Wie auch immer: Ein Web-Tagebuch bietet also die Möglichkeit, euch, meine Leser, an meinen Gedankenwelten teilhaben zu lassen, und das ist schon eine wunderbare Errungenschaft. Manche Web-Tagebuchschreiber verfahren mit ihrem Web-Tagebuch so, als handle es sich um eine privat-öffentliche Angelegenheit. Nun gut, wer mag, soll dies tun. Die Chancen auf eine hohe Clickanzahl steigen dadurch exponentiell. Tatsache aber ist, dass ein Web-Tagebuch, insofern es nicht durch ein Passwort geschützt ist, von jedem Menschen gelesen werden kann, der es im Internet-Dschungel entdeckt. Und es sollte sehr wohl darauf Bedacht genommen werden, nicht das eigene Leben detailreich abzubilden. Ein Tagebuch der herkömmlichen Form ist ein persönlicher Ansprechpartner, und in manchen Fällen kann es als literarisch wertvoller Befund den Menschen ans Herz gelegt werden. Ich denke etwa an die Tagebücher von Anne Frank, Viktor Klemperer und Franz Kafka. Ein Internet-Tagebuch als Repräsentationsfläche für intime Details zu benutzen ist sehr fragwürdig. Ich verweigere mich auch erfolgreich, derartige entdeckte Tagebücher dauerhaft zu lesen.
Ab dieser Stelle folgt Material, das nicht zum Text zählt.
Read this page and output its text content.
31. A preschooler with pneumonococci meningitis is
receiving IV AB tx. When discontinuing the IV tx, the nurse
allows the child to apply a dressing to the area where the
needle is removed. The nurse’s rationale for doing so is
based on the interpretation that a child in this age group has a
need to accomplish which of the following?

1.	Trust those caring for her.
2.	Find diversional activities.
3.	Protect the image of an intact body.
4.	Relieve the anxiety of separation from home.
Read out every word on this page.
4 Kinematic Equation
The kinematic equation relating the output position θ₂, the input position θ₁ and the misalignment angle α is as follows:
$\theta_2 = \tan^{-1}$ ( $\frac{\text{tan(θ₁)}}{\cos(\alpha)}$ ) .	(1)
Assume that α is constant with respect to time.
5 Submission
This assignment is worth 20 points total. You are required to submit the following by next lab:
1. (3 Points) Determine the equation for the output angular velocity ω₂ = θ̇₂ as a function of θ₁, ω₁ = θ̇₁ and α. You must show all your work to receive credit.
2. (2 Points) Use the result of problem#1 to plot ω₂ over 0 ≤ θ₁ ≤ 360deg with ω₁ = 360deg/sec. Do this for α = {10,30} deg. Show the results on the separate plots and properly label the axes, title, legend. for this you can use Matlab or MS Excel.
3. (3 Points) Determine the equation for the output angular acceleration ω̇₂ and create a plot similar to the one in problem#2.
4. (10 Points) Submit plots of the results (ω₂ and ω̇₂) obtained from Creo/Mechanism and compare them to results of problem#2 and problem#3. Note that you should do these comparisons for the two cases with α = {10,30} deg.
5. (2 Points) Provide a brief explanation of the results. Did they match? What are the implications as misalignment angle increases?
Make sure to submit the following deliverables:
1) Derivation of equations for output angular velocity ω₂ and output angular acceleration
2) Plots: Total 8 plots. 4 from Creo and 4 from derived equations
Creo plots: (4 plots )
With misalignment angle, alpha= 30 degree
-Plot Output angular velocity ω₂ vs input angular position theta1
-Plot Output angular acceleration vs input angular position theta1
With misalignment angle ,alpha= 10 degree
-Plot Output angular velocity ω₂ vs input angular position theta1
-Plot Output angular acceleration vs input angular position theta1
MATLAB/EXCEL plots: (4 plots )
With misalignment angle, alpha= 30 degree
Diesbezügliche Einträge können nämlich ganz schön erschreckend sein. So, als ob ein Mensch dich einlädt, durchs Schlüsselloch zu schauen, und dann öffnet er die Tür sperrangelweit.

Und um noch kurz darauf zurückzukommen, ob für mich ein Leben ohne Internet möglich ist? Tut mir leid, ich habe keine Zeit, jetzt noch eine Antwort darauf zu formulieren. Ich habe es eilig. Ich muss nämlich ins Internet. Und das sofort.